Ce matin là, elle portait son kimono jaune. L'an dernier, à la même époque, elle portait un kimono bleu avec des papillons brodés, et l'année précédente, le kimono vert avec des fleurs de pivoine rouge.

Le voisin qui l'observait, aurait pu décrire chaque détail du kimono, et les petites perles de ses épingles à cheveux, la couleur de ses sabots en bois, et même les fils d'argent, qui, chaque année davantage, irisaient son chignon.

Il ne l'observait pas directement. Il avait mis au point un stratagème. Chaque matin, en se rasant devant son petit miroir, il observait sa joue couverte de mousse blanche, et, en même temps volait quelques reflets de la belle Yushi.

Ils ne se parlaient pas. Ils ne s'étaient jamais parlé. Lui ne connaissait pas le son de sa voix. Autrefois, quand il était venu habiter dans cette maison, loin de la ville, il avait entendu le rire de la petite Yushi, comme un grelot, il avait entendu les appels de sa mère, et le bégaiement d'une petite chèvre noire et blanche. La mère avait dû mourir, la petite chèvre s'était enfuie, ne restait plus que Yushi dans ses beaux kimonos. Yushi qui attendait.

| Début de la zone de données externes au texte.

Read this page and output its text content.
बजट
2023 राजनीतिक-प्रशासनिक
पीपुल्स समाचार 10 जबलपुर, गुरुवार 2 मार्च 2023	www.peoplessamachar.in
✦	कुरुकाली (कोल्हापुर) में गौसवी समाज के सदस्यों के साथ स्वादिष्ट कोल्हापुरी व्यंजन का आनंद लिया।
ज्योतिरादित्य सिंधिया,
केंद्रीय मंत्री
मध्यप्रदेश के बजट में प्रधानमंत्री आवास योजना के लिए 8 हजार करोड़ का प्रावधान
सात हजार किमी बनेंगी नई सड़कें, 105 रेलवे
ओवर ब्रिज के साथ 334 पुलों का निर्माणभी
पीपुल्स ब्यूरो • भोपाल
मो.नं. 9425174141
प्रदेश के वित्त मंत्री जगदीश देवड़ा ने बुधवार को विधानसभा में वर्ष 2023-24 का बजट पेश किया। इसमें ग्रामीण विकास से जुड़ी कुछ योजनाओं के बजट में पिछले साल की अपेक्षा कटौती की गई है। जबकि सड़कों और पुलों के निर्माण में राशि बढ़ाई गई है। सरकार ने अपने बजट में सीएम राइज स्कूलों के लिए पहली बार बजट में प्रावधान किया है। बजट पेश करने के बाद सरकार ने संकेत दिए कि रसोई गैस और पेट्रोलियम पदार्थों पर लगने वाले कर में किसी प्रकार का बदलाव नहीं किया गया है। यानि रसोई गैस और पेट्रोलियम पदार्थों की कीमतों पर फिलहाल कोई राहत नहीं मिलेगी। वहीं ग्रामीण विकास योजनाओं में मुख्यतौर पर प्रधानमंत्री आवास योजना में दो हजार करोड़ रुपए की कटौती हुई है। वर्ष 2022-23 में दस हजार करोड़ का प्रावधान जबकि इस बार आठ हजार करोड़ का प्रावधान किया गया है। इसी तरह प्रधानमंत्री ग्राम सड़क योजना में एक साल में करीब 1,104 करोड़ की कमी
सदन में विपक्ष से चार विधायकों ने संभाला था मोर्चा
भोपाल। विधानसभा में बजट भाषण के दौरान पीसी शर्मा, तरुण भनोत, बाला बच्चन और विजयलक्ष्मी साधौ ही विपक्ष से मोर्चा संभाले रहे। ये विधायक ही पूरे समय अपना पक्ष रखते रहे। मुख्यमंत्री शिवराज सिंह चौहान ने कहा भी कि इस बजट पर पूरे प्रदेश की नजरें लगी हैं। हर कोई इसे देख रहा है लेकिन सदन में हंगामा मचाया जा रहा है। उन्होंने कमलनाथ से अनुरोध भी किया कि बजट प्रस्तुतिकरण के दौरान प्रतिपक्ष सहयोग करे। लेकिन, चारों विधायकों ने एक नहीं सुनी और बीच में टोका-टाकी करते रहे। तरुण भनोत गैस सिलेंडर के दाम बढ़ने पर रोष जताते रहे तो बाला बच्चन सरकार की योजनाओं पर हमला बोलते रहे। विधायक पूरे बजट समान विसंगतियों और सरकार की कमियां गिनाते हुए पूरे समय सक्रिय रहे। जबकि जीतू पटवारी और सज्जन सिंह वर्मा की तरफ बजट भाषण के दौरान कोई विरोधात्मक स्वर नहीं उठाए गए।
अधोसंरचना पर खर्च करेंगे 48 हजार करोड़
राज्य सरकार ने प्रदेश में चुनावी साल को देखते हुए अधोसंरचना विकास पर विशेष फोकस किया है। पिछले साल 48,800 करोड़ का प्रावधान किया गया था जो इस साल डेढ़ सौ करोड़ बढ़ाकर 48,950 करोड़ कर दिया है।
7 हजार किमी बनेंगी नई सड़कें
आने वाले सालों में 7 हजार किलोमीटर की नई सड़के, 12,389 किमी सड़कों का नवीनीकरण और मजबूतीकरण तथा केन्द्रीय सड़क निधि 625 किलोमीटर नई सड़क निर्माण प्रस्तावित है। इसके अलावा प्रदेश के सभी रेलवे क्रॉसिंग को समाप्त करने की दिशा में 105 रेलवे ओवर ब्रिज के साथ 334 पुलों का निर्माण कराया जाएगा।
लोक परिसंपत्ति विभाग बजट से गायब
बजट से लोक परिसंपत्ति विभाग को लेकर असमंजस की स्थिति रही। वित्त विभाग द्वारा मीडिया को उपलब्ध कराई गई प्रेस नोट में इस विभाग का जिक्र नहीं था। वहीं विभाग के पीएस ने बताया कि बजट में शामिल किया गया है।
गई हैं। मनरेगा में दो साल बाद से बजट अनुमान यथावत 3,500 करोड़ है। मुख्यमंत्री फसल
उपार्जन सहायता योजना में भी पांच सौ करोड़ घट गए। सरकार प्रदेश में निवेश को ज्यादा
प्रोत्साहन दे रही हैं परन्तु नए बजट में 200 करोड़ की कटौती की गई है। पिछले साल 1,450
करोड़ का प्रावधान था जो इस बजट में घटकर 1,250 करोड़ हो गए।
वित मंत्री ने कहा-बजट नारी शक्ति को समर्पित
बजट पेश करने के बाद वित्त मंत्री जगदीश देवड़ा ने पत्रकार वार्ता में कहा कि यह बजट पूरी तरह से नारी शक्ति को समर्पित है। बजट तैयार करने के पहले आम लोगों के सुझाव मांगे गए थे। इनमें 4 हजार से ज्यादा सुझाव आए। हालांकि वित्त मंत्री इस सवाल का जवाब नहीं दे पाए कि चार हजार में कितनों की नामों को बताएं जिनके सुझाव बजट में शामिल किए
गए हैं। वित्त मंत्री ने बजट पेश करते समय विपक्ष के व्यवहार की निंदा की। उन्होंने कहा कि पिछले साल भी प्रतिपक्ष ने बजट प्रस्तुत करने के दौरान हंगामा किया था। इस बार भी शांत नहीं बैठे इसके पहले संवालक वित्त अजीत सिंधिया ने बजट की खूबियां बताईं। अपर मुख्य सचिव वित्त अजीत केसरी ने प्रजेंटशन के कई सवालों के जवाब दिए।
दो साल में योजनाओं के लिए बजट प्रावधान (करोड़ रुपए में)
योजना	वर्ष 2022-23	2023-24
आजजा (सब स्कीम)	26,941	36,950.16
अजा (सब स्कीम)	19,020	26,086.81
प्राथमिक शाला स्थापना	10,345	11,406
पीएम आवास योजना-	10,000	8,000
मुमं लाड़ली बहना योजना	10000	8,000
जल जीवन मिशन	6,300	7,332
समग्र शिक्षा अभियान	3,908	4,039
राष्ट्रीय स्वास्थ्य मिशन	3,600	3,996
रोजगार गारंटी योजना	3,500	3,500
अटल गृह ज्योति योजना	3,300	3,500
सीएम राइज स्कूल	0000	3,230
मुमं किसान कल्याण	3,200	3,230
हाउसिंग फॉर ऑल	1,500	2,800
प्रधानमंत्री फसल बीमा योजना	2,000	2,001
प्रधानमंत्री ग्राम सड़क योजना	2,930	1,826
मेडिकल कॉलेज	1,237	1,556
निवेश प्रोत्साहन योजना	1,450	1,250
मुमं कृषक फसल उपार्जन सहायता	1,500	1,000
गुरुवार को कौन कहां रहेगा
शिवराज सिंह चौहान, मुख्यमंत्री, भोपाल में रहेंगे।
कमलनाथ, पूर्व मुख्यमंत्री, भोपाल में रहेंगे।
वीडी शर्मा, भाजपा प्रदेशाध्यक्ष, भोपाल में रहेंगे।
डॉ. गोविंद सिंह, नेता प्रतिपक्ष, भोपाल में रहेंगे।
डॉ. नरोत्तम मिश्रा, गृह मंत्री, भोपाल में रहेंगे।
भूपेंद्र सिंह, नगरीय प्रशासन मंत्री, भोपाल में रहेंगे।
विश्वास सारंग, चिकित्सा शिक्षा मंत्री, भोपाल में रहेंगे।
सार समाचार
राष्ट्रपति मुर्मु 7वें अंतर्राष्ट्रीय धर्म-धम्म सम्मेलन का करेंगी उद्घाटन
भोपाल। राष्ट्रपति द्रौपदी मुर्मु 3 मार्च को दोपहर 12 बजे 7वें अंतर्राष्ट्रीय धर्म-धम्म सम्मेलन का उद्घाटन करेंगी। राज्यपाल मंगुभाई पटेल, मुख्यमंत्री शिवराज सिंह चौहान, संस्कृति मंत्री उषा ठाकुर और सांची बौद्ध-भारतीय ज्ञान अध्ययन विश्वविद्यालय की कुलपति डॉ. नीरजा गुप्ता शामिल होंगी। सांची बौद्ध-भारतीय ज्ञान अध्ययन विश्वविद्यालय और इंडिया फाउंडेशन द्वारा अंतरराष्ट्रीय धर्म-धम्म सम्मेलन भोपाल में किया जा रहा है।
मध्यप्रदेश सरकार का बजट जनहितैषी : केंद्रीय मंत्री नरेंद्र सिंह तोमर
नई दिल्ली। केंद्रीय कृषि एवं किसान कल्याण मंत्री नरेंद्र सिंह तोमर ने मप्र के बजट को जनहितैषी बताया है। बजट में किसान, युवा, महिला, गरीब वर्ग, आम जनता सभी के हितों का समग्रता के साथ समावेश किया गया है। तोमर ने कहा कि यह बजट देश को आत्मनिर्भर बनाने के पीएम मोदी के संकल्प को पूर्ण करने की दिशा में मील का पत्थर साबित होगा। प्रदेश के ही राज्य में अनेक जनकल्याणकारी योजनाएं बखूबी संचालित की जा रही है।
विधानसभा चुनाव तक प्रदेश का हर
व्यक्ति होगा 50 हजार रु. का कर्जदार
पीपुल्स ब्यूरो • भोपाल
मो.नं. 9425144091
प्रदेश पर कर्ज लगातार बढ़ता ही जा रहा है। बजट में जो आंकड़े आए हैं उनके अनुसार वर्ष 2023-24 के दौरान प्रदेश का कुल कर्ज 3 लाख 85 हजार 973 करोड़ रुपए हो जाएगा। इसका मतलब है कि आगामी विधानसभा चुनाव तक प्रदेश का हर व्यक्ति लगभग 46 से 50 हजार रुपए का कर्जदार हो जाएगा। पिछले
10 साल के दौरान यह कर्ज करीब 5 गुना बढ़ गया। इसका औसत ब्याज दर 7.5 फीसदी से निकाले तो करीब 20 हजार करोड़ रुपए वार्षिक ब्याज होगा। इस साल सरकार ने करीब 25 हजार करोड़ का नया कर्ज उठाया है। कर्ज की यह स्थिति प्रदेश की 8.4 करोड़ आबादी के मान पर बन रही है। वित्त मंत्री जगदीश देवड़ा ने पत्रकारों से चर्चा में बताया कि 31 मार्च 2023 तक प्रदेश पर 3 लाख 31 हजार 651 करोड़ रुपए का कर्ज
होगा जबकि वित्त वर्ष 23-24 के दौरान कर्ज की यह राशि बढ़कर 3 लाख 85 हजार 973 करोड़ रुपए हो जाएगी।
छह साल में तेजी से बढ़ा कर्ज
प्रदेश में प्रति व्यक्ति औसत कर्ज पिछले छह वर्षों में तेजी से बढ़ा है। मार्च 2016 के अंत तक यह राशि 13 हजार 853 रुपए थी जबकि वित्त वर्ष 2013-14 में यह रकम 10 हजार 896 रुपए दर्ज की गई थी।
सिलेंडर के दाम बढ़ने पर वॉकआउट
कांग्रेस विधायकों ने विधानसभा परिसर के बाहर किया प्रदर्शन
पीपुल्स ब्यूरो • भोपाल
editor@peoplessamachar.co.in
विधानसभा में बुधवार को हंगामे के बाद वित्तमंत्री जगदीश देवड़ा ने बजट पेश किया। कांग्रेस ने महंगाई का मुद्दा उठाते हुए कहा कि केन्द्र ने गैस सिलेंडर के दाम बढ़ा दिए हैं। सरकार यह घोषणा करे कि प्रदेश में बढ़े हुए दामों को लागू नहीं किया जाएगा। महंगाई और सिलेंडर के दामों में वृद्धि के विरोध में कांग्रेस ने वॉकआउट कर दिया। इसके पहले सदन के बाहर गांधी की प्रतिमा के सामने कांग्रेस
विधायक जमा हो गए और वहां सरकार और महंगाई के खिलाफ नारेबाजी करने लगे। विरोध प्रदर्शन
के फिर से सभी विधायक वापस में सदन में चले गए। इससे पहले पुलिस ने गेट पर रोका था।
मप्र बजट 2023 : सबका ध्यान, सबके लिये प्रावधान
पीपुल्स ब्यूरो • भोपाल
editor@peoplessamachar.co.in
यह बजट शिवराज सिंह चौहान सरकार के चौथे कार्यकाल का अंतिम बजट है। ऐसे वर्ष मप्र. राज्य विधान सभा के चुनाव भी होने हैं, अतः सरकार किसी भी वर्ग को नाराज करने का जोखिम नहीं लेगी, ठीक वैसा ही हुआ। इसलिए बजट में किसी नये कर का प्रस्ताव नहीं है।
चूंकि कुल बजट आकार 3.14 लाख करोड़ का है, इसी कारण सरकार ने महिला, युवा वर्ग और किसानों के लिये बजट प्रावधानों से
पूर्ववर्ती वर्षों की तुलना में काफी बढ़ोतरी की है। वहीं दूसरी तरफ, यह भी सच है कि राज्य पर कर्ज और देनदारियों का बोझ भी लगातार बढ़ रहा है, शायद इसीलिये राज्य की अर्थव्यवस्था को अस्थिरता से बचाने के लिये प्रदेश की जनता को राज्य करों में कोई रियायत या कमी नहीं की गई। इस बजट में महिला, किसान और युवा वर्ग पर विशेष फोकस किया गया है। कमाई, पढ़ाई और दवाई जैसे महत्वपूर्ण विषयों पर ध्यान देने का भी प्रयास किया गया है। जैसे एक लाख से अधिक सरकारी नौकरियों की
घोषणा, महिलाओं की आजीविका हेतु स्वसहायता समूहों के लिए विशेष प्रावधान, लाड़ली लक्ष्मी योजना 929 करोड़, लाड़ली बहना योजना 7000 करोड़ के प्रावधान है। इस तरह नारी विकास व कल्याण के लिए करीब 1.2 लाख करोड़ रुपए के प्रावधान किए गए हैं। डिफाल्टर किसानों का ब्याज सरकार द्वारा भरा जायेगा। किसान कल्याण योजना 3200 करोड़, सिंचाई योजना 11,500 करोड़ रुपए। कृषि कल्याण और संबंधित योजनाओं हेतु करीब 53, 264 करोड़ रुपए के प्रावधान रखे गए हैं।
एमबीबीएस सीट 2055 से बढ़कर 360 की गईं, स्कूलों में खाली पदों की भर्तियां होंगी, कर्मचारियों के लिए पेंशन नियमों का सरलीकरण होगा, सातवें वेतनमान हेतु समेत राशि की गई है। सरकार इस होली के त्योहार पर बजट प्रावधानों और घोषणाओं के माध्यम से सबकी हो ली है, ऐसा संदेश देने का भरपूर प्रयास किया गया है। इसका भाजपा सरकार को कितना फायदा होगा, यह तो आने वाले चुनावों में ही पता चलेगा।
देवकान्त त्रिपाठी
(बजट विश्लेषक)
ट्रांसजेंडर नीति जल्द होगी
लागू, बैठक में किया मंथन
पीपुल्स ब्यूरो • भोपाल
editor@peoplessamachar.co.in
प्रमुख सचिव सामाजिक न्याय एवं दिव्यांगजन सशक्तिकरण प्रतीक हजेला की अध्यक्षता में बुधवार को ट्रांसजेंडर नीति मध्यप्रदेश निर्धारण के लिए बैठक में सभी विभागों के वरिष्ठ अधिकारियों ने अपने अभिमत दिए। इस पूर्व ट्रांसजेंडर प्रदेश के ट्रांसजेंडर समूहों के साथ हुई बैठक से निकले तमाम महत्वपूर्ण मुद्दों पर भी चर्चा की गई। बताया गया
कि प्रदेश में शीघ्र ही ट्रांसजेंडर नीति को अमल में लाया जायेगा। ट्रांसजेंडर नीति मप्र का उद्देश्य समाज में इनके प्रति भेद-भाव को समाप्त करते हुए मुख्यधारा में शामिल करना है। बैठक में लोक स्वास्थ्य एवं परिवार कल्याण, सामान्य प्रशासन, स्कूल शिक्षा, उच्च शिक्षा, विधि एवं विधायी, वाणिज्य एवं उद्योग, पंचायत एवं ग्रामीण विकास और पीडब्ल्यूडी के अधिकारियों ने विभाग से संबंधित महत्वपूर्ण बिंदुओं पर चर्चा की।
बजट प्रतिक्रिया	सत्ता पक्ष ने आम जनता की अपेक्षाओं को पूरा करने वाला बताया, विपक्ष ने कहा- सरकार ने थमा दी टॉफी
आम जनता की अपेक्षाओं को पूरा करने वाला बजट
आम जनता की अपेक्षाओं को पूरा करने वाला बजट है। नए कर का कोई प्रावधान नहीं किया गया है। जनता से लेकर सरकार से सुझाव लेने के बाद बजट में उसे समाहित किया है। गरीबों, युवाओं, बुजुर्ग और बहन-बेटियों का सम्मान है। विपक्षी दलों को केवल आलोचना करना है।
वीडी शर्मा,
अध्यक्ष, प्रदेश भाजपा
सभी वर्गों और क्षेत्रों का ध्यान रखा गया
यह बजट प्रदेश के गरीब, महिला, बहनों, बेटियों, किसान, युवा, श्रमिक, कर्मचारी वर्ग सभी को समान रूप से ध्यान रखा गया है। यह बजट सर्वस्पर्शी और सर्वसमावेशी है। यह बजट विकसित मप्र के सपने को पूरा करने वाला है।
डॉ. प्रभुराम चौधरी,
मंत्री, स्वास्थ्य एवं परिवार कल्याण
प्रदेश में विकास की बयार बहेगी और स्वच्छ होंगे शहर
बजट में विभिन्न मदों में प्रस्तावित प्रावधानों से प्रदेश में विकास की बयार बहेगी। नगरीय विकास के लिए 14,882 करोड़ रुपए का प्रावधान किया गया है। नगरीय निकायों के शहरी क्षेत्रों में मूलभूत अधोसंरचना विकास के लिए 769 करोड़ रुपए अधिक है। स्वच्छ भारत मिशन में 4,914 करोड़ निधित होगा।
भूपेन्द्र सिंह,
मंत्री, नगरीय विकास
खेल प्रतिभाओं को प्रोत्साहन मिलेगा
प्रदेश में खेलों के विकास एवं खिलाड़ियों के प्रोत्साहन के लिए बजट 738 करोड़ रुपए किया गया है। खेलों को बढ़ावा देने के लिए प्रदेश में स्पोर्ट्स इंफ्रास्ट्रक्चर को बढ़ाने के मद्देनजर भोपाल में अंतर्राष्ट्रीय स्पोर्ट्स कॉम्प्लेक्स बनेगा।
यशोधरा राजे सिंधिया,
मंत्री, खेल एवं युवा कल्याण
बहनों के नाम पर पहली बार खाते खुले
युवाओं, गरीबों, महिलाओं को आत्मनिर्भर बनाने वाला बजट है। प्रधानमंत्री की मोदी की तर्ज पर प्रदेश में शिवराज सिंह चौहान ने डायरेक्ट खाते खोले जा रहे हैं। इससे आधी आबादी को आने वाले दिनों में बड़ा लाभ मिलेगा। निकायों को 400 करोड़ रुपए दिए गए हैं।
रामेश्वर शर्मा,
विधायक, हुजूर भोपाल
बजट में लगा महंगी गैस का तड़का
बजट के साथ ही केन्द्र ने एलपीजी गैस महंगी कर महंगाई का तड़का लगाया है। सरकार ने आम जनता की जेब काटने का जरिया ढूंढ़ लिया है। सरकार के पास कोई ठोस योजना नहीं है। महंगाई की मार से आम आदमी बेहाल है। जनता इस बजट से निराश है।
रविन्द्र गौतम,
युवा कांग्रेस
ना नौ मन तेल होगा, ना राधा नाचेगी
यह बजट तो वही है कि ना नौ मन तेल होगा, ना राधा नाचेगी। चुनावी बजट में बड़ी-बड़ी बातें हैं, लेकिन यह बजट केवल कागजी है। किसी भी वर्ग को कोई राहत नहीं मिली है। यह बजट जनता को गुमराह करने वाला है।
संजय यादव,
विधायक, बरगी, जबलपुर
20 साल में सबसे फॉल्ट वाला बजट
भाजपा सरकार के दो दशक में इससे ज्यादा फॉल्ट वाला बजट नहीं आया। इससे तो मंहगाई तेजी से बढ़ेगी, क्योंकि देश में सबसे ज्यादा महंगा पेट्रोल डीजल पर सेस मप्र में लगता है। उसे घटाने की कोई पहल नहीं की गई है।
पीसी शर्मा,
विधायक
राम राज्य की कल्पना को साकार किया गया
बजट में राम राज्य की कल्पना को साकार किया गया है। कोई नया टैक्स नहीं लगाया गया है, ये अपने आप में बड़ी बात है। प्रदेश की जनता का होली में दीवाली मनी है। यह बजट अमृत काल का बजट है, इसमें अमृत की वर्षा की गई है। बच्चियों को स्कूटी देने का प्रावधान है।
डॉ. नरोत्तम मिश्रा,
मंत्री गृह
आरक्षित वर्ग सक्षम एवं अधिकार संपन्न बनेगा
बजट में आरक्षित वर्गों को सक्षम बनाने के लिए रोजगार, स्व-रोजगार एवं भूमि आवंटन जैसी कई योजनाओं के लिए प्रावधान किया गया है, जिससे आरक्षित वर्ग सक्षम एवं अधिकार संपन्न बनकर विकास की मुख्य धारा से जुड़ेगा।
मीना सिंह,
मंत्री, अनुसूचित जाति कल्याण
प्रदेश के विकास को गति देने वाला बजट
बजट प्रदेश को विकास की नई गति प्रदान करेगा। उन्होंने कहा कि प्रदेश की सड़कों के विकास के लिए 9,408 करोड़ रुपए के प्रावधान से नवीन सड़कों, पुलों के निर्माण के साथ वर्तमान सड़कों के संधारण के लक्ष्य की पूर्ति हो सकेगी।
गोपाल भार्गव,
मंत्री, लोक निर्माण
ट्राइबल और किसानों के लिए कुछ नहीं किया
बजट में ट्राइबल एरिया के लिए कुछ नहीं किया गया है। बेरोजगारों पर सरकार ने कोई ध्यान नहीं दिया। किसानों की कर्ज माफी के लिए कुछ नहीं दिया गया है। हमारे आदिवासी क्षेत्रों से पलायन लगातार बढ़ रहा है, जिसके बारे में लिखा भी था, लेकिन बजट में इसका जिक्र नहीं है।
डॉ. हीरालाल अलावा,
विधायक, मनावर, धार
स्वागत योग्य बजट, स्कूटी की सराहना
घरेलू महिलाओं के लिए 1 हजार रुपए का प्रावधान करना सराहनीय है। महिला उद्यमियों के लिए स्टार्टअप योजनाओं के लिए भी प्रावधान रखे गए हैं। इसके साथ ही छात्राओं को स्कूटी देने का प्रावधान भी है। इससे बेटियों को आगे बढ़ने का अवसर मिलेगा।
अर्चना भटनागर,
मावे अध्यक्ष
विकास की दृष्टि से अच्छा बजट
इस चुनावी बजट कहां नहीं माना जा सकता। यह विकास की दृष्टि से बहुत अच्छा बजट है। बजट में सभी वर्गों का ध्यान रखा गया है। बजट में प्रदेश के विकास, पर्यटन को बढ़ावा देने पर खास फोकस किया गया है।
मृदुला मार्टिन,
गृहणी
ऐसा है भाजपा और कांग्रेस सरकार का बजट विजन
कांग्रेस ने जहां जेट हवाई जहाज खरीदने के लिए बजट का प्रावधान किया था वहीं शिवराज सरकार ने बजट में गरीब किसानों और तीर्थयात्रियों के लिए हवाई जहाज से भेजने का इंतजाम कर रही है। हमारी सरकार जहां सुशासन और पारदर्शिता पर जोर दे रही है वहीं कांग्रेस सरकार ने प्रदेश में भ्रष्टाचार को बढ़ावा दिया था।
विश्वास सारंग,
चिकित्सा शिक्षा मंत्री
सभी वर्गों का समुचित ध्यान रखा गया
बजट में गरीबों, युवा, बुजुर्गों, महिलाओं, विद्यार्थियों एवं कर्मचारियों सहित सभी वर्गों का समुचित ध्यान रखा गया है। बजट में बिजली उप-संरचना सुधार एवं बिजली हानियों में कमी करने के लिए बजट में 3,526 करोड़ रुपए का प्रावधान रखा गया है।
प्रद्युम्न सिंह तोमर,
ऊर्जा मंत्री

Une nuit, il y eut de la tempête et du vent. La rivière charriait des glaçons qui s'entrechoquaient. Le voisin fit un rêve, il y avait un orchestre qui jouait, des flûtes et des tambours. Quelques crapauds sonneurs et même des grillons étaient de la partie. Lui-même avait rajeuni. Il dansait. Il n'était pas seul. Il y avait une femme près de lui.

Le lendemain matin, il alla dans sa réserve, une cabane en bois derrière les forsythias, et remplit un petit panier en osier. Puis, il traversa le jardin, et se présenta à la porte de la véranda de Yushi. D'où lui venait soudain cette nécessité de lui rendre visite ? Il n'en savait rien.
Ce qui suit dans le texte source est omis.